In chemistry, percent composition refers to the mass percentage of each element in a compound. The molecular weight of a compound plays a crucial role in determining these percentages. In this article, we will explore three practical examples that illustrate how molecular weight impacts percent composition.

Example 1: Sodium Chloride (NaCl)

Sodium chloride, commonly known as table salt, is a prime example of how molecular weight influences percent composition. In the context of food chemistry, understanding the composition of sodium chloride is essential for nutrition labeling and food preservation.

To calculate the percent composition of sodium (Na) and chlorine (Cl) in sodium chloride, we first determine the molecular weight:

• Molecular Weight of NaCl:
  • Sodium (Na): 22.99 g/mol
  • Chlorine (Cl): 35.45 g/mol
  • Total: 22.99 + 35.45 = 58.44 g/mol

Next, we calculate the percent composition:

• Percent Na = (22.99 g/mol / 58.44 g/mol) x 100 = 39.3%
• Percent Cl = (35.45 g/mol / 58.44 g/mol) x 100 = 60.7%

This example illustrates how the molecular weight directly affects the mass percentages of individual elements in a compound, which is crucial for both nutritional information and chemical applications.

Example 2: Glucose (C6H12O6)

Glucose is a simple sugar that serves as a primary energy source for living organisms.
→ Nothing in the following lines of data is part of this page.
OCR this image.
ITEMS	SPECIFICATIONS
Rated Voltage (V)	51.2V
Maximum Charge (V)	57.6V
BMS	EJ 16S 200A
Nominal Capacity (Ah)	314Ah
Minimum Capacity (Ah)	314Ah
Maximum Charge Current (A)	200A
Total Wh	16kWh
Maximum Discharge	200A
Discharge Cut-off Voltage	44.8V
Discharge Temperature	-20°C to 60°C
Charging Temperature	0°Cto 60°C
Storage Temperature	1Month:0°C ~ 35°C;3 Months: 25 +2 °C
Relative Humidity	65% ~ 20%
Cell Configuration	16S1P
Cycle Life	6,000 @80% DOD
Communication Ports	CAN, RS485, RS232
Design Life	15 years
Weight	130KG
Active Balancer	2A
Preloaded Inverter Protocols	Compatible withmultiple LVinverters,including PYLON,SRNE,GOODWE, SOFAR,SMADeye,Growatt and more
It is also a common subject in biochemistry for studying metabolism and energy balance.

To understand the percent composition of glucose, we first calculate its molecular weight:

• Molecular Weight of C6H12O6:
  • Carbon (C): 12.01 g/mol (6 x 12.01 = 72.06 g/mol)
  • Hydrogen (H): 1.01 g/mol (12 x 1.01 = 12.12 g/mol)
  • Oxygen (O): 16.00 g/mol (6 x 16.00 = 96.00 g/mol)
  • Total: 72.06 + 12.12 + 96.00 = 180.18 g/mol

Now, we calculate the percent composition:

• Percent C = (72.06 g/mol / 180.18 g/mol) x 100 = 40.0%
• Percent H = (12.12 g/mol / 180.18 g/mol) x 100 = 6.7%
• Percent O = (96.00 g/mol / 180.18 g/mol) x 100 = 53.3%

This example demonstrates how molecular weight influences the percent composition of glucose, which is essential for understanding its role in metabolism and nutrition.

Example 3: Ethanol (C2H5OH)

Ethanol, commonly known as alcohol, is widely used in beverages, fuel, and as a solvent. Understanding its molecular weight and percent composition is vital for both regulatory purposes and consumer information.
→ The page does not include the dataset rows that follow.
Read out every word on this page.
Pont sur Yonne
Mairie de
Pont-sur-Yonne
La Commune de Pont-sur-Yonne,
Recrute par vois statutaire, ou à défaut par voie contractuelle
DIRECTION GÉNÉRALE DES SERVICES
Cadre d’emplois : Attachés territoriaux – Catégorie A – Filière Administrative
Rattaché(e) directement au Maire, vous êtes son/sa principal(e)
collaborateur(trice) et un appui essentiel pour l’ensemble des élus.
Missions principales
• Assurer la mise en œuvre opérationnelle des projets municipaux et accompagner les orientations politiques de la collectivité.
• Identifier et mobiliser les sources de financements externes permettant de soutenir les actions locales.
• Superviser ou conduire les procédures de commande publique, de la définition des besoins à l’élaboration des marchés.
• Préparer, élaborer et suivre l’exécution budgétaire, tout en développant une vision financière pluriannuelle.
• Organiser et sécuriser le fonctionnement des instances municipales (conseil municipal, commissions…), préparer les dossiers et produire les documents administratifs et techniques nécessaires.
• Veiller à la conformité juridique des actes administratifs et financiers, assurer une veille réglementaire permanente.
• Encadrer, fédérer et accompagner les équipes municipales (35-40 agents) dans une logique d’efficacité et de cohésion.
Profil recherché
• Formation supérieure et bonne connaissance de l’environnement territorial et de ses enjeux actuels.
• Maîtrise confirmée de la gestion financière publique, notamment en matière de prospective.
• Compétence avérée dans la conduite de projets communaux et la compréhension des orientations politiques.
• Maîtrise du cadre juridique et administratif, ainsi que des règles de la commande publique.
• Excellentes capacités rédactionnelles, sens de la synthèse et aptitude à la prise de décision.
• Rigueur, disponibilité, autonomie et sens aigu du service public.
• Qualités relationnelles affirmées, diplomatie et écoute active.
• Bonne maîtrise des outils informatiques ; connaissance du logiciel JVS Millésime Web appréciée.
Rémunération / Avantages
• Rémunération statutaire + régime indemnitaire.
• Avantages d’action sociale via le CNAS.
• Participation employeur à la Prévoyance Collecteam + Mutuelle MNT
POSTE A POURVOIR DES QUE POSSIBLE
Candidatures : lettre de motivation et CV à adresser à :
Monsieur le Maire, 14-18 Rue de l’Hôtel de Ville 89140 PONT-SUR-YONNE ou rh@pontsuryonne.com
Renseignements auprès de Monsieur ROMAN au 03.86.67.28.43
To find ethanol’s percent composition, we first calculate its molecular weight:

• Molecular Weight of C2H5OH:
  • Carbon (C): 12.01 g/mol (2 x 12.01 = 24.02 g/mol)
  • Hydrogen (H): 1.01 g/mol (6 x 1.01 = 6.06 g/mol)
  • Oxygen (O): 16.00 g/mol (1 x 16.00 = 16.00 g/mol)
  • Total: 24.02 + 6.06 + 16.00 = 46.08 g/mol

Next, we calculate the percent composition:

• Percent C = (24.02 g/mol / 46.08 g/mol) x 100 = 52.1%
• Percent H = (6.06 g/mol / 46.08 g/mol) x 100 = 13.2%
• Percent O = (16.00 g/mol / 46.08 g/mol) x 100 = 34.7%

This case highlights how the molecular weight of ethanol affects its percent composition, which has implications for its production and use in various applications.

Conclusion

Understanding the impact of molecular weight on percent composition is crucial for various fields, including nutrition, biochemistry, and industrial applications. These examples provide a clear view of how molecular weight influences the mass percentages of elements in different compounds, enhancing our comprehension of their chemical properties and uses.